The name change to Bretton AI pays homage to Bretton Woods, signifying its transition from an AI tools provider to a defining platform for financial crime operations. The proceeds from the Series B funding will be allocated towards expanding into additional financial crime domains, enhancing regulatory engagement, and accelerating adoption among larger institutions, while also investing in product development and the growth of engineering and go-to-market teams.
“Financial crime is the breakout use case for AI in financial services. This work is complex, unstructured, and deeply scrutinized. We’ve proven that AI agents can operate in production inside the world’s most regulated institutions when built with the right trust and governance foundations,” said Will Lawrence, Chief Executive Officer and Co-Founder of Bretton AI. He emphasized that the company’s mission has evolved, necessitating a name that reflects its expanded vision. “Bretton AI is about defining the standard for how AI operates inside regulated financial institutions. Our mission has expanded, and our name needed to reflect that.”
Rajeev Dham of Sapphire Ventures expressed confidence in Bretton AI’s potential, stating, “Financial crime compliance is one of the most operationally intensive and critical functions in financial services—and it’s exactly where we think AI can deliver the biggest impact. Bretton AI has proven that AI agents can run in production at scale, turning compliance teams into force multipliers rather than cost centers.”
Brian Hamilton, President of Coastal Community Bank, noted the transformative impact of Bretton AI’s platform, stating, “Bretton AI has been a force multiplier for our financial crime team.
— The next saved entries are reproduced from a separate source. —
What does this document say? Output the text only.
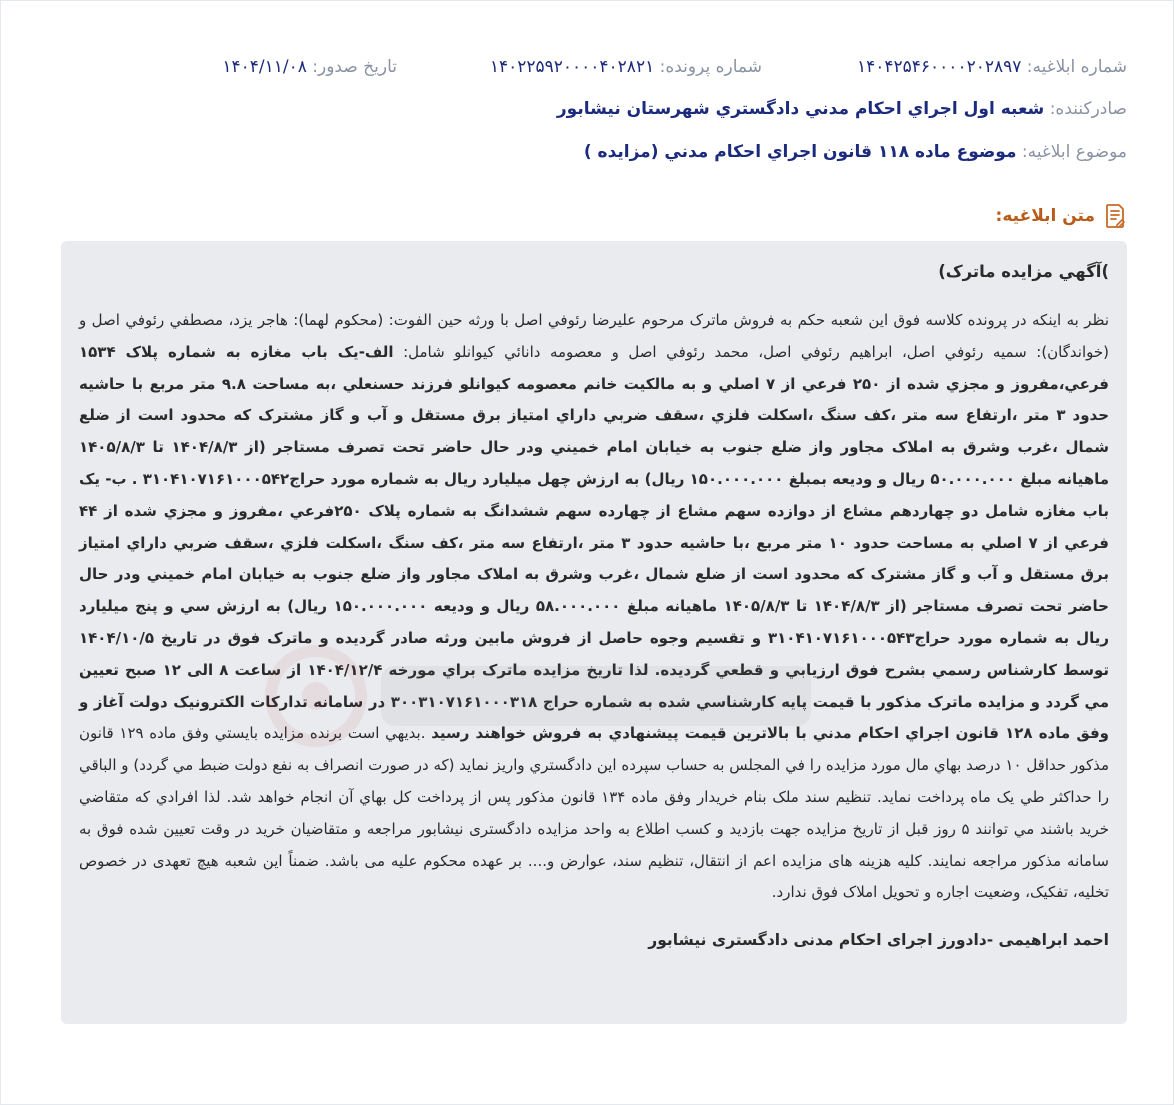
شماره ابلاغیه: ۱۴۰۴۲۵۴۶۰۰۰۰۲۰۲۸۹۷
شماره پرونده: ۱۴۰۲۲۵۹۲۰۰۰۰۴۰۲۸۲۱
تاریخ صدور: ۱۴۰۴/۱۱/۰۸
صادرکننده: شعبه اول اجراي احكام مدني دادگستري شهرستان نيشابور
موضوع ابلاغیه: موضوع ماده ۱۱۸ قانون اجراي احكام مدني (مزايده )
متن ابلاغیه:

)آگهي مزايده ماترک)

نظر به اينكه در پرونده كلاسه فوق اين شعبه حكم به فروش ماترک مرحوم عليرضا رئوفي اصل با ورثه حين الفوت: (محکوم لهما): هاجر يزد، مصطفي رئوفي اصل و (خواندگان): سميه رئوفي اصل، ابراهيم رئوفي اصل، محمد رئوفي اصل و معصومه دانائي كيوانلو شامل: الف-يک باب مغازه به شماره پلاک ۱۵۳۴ فرعي،مفروز و مجزي شده از ۲۵۰ فرعي از ۷ اصلي و به مالكيت خانم معصومه كيوانلو فرزند حسنعلي ،به مساحت ۹.۸ متر مربع با حاشيه حدود ۳ متر ،ارتفاع سه متر ،كف سنگ ،اسكلت فلزي ،سقف ضربي داراي امتياز برق مستقل و آب و گاز مشترک كه محدود است از ضلع شمال ،غرب وشرق به املاک مجاور واز ضلع جنوب به خيابان امام خميني ودر حال حاضر تحت تصرف مستاجر (از ۱۴۰۴/۸/۳ تا ۱۴۰۵/۸/۳ ماهيانه مبلغ ۵۰.۰۰۰.۰۰۰ ريال و وديعه بمبلغ ۱۵۰.۰۰۰.۰۰۰ ريال) به ارزش چهل ميليارد ريال به شماره مورد حراج۳۱۰۴۱۰۷۱۶۱۰۰۰۵۴۲ . ب- يک باب مغازه شامل دو چهاردهم مشاع از دوازده سهم مشاع از چهارده سهم ششدانگ به شماره پلاک ۲۵۰فرعي ،مفروز و مجزي شده از ۴۴ فرعي از ۷ اصلي به مساحت حدود ۱۰ متر مربع ،با حاشيه حدود ۳ متر ،ارتفاع سه متر ،كف سنگ ،اسكلت فلزي ،سقف ضربي داراي امتياز برق مستقل و آب و گاز مشترک كه محدود است از ضلع شمال ،غرب وشرق به املاک مجاور واز ضلع جنوب به خيابان امام خميني ودر حال حاضر تحت تصرف مستاجر (از ۱۴۰۴/۸/۳ تا ۱۴۰۵/۸/۳ ماهيانه مبلغ ۵۸.۰۰۰.۰۰۰ ريال و وديعه ۱۵۰.۰۰۰.۰۰۰ ريال) به ارزش سي و پنج ميليارد ريال به شماره مورد حراج۳۱۰۴۱۰۷۱۶۱۰۰۰۵۴۳ و تقسيم وجوه حاصل از فروش مابين ورثه صادر گرديده و ماترک فوق در تاريخ ۱۴۰۴/۱۰/۵ توسط كارشناس رسمي بشرح فوق ارزيابي و قطعي گرديده. لذا تاريخ مزايده ماترک براي مورخه ۱۴۰۴/۱۲/۴ از ساعت ۸ الی ۱۲ صبح تعيين مي گردد و مزايده ماترک مذكور با قيمت پايه كارشناسي شده به شماره حراج ۳۰۰۳۱۰۷۱۶۱۰۰۰۳۱۸ در سامانه تداركات الكترونيک دولت آغاز و وفق ماده ۱۲۸ قانون اجراي احكام مدني با بالاترين قيمت پيشنهادي به فروش خواهند رسيد .بديهي است برنده مزايده بايستي وفق ماده ۱۲۹ قانون مذكور حداقل ۱۰ درصد بهاي مال مورد مزايده را في المجلس به حساب سپرده اين دادگستري واريز نمايد (كه در صورت انصراف به نفع دولت ضبط مي گردد) و الباقي را حداكثر طي يک ماه پرداخت نمايد. تنظيم سند ملک بنام خريدار وفق ماده ۱۳۴ قانون مذكور پس از پرداخت كل بهاي آن انجام خواهد شد. لذا افرادي كه متقاضي خريد باشند مي توانند ۵ روز قبل از تاريخ مزايده جهت بازديد و کسب اطلاع به واحد مزايده دادگستری نيشابور مراجعه و متقاضيان خريد در وقت تعيين شده فوق به سامانه مذکور مراجعه نمايند. کليه هزينه های مزايده اعم از انتقال، تنظيم سند، عوارض و.... بر عهده محکوم عليه می باشد. ضمناً اين شعبه هيچ تعهدی در خصوص تخليه، تفکيک، وضعيت اجاره و تحويل املاک فوق ندارد.

احمد ابراهيمی -دادورز اجرای احکام مدنی دادگستری نيشابور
We’ve meaningfully reduced L1 investigation times, improved consistency across decisions and strengthened our overall risk posture as we scale.”
The ongoing evolution of Bretton AI underscores its pivotal role in shaping the future of compliance within the financial sector. As the company broadens its reach and capabilities, the implications for regulatory frameworks and operational efficiencies stand to be significant, potentially setting new benchmarks for the integration of AI in financial crime prevention.